The participants of the conference urged the government to arrange for early local bodies elections in the area as this was the only way out to restore people’s confidence over state institutions by taking them along in the political process and giving them a due say in the decision making process. This will give them a sense of ownership to the system they are part of, they argued.

The participants also demanded a decent increase in the seats allocated for the provincially assembly in the newly merged areas in Khyber Pakhtunkhwa while retaining the existing 12 seats for the National Assembly.

Terming the merger a welcome move, the speakers asked for a well-thought, well defined developmental agenda in the war-hit area to raise its human development indicators and bring it at par with the rest parts of the country. This will not only put the backward region on the track to progress and prosperity but also deny space for the non state actors in the region to make a come back.  To that end, the participants urged the government to allocate the promised 3 percent NFC share for the region at its earliest.

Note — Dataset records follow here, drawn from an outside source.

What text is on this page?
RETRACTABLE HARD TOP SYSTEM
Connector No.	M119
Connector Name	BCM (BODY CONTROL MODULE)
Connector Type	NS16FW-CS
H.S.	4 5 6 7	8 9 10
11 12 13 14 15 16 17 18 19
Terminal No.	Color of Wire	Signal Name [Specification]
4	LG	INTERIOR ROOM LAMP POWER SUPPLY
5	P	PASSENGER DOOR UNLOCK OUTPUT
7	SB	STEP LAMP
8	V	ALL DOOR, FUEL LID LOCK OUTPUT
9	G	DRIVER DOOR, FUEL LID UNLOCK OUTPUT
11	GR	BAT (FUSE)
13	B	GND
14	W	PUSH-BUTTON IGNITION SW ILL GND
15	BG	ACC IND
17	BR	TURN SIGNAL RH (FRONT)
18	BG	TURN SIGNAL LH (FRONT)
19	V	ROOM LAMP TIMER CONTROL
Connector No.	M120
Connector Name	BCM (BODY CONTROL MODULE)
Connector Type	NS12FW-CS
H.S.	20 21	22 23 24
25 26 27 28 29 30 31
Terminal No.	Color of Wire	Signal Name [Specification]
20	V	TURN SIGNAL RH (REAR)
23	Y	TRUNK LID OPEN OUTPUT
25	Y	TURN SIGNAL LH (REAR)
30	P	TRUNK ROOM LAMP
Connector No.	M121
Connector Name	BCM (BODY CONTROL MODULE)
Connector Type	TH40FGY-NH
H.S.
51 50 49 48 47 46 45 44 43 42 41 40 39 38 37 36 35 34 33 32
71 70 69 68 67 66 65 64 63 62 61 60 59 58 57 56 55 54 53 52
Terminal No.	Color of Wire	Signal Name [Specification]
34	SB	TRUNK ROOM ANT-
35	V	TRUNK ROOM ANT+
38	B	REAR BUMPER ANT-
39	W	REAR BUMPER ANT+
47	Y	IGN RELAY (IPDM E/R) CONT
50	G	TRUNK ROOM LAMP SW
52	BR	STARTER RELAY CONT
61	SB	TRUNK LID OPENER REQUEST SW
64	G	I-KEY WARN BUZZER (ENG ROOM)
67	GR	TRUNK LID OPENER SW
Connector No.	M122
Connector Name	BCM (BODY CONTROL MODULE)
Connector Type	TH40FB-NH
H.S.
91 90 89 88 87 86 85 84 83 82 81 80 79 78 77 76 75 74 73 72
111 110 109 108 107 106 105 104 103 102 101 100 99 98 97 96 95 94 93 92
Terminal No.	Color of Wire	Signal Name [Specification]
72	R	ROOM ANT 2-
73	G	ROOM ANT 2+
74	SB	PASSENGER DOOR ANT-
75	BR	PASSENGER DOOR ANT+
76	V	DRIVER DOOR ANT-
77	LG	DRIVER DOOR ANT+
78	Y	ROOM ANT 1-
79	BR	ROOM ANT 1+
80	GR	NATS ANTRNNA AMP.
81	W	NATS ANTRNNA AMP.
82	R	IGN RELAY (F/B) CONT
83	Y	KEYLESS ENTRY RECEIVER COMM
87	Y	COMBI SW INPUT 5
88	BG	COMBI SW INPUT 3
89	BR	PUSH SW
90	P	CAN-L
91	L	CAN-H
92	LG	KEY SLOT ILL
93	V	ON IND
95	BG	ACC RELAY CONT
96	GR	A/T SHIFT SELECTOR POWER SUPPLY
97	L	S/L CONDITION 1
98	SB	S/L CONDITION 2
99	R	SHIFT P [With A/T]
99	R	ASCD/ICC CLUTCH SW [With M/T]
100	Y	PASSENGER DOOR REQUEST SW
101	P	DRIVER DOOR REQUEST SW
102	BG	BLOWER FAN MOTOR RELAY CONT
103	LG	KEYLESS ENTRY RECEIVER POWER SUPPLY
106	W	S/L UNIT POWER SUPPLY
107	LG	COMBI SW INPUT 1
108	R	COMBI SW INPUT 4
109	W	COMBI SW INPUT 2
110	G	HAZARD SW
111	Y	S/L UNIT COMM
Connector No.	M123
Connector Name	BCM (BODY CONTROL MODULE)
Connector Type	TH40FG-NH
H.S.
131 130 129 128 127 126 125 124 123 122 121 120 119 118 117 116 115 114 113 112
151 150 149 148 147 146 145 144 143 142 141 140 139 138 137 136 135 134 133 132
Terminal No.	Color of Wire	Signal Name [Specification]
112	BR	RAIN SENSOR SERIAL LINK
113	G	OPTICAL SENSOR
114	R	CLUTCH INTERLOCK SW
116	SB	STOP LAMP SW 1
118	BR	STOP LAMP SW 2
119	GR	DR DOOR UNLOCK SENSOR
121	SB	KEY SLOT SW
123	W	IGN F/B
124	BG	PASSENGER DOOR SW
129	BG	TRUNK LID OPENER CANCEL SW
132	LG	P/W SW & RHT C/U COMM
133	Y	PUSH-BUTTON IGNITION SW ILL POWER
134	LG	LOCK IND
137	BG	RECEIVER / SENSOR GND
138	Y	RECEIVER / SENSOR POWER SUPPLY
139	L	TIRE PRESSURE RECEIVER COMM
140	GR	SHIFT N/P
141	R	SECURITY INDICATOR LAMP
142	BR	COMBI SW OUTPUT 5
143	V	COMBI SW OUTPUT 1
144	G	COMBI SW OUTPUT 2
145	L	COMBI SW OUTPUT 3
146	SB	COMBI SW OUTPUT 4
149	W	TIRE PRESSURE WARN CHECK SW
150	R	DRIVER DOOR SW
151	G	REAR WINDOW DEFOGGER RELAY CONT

Some of the participants stressed the need for creating awareness amongst the masses regarding the reforms process, recommending a key role for media, political parties and civil society, to make the entire reform process a success. This, they argued, will foil the bid of the anti-reform elements to sabotage the process.

Some of the participants raised questions on the capacity of the government in spending over 10000 billions rupees as part of the 10 years socio-economic development plan over the next 10 years. Others recommended a strong role for women and youth in the decision making process.

Appreciating the government’s move on border management, the speakers asked for a more sophisticated system of rule of law in the region to improve security in the once troubled region. They demanded of the government that locals should be inducted in the police force.

The participants were all one voice to ask for a due compensation package from the government for the damaged infrastructure in the insurgency-hit area. They asked for immediate relocation of the TDPs and rebuilding of the damaged infrastructure so that the people of the area is given a chance to live in peace after witnessing years long war and mass displacements.